Ex-teacher who downloaded indecent images of children avoids jail term
A former teacher who downloaded hundreds of indecent images of children has avoided a prison sentence.
Judge Norman Wright told Darren McKenna, 48, that he had escaped imprisonment by “the skin of his teeth.”
McKenna, a former teacher and school governor, pleaded guilty to three counts of downloading indecent images of children and one of possessing them.
Simon Duncan, prosecuting, told Liverpool Crown Court that McKenna, of Avon Road, Billinge, had used encryption software to access the images, which included a video.
He said: “Police discovered search terms indicative of an active interest in searching out indecent images of children. He said that he enjoyed the feeling of breaking the rules. He said he started viewing the images six years ago while looking for adult pornography as a way of escaping from marital stress.”

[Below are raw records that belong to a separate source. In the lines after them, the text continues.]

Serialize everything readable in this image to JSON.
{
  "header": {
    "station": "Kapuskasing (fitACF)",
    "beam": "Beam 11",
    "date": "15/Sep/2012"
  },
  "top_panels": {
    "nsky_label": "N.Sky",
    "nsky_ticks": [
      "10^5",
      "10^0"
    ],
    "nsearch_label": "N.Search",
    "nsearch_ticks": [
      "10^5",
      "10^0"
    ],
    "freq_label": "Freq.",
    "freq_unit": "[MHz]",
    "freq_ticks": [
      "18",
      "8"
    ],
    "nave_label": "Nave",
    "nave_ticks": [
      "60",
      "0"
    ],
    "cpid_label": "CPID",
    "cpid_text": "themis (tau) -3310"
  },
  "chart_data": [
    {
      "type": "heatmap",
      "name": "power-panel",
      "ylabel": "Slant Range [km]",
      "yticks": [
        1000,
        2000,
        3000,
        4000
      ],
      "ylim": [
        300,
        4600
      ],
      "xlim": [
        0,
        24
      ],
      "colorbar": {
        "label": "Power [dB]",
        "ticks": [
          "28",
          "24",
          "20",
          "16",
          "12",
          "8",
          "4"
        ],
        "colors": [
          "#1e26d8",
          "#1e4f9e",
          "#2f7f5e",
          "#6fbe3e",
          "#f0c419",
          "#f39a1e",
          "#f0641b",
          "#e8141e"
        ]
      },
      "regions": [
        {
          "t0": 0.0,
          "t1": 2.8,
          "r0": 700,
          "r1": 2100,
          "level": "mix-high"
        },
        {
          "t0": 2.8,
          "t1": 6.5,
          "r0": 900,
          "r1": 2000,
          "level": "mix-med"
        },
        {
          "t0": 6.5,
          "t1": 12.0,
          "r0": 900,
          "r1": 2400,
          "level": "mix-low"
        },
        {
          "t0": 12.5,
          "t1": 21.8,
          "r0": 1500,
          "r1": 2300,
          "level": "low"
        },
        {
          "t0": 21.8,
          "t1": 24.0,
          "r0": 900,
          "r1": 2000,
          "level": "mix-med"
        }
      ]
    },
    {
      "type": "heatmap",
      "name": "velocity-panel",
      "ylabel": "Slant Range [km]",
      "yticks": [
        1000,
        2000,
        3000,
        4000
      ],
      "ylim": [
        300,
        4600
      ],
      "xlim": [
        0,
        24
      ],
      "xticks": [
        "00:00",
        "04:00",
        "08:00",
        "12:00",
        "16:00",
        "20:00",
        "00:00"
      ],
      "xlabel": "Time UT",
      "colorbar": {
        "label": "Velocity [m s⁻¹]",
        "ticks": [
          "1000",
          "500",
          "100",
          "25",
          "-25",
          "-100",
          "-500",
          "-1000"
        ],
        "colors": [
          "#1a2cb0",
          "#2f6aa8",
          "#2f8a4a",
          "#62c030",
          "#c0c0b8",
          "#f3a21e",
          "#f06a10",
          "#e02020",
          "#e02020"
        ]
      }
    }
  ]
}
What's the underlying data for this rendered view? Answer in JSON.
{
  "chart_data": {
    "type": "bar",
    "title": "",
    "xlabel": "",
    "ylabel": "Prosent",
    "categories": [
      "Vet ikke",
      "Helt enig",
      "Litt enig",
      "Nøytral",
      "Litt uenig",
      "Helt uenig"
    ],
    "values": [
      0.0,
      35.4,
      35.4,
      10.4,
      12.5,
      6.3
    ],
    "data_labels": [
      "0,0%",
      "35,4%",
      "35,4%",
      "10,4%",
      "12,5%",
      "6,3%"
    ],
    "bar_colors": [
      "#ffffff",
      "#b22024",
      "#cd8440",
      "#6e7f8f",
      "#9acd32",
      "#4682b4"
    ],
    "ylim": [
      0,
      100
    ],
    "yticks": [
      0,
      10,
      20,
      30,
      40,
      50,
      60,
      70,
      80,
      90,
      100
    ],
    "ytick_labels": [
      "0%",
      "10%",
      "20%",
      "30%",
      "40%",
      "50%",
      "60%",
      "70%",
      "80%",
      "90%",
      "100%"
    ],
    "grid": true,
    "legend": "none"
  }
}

Mr Duncan added that McKenna, a Keystage 4 manager at the Launchpad Pupil Referral Unit, in College Street, Ste Helens, a centre for children and young adults with behavioural problems, claimed not to get any sexual gratification from looking at the images.
St Helens council said he quit his job after his arrest.
Carmel Wilde, mitigating, said that McKenna had been stressed working two jobs simultaneously.
She said: “This behaviour is wholly out of character for a man of previous good character who has previously been a school governor.”
She also read an excerpt from a statement by McKenna, which said: “I’d just like to apologise for my actions and all the people it has affected and for the consequences to my family.”
Ms Wilde added: “He saw his behaviour as a sort of twisted punishment for his marital difficulties. He was seeking solace and his behaviour got out of control, and he suffered a nervous breakdown.”
Judge Wright, who gave McKenna a six-month sentence suspended for two years, said that the crimes were not “victimless” and added: “Your viewing these images keeps the market going. You played your part by downloading them in this evil market which has caused children to be abused when these photographs are taken.”
He added because of an early guilty plea, and McKenna’s previous good character led him to suspend the sentence.
He also implemented a two year supervision order and an order for McKenna to attend a sex offenders rehabilitation programme.
The judge went on to emphasise that there was no suggestion that McKenna acted improperly with any children.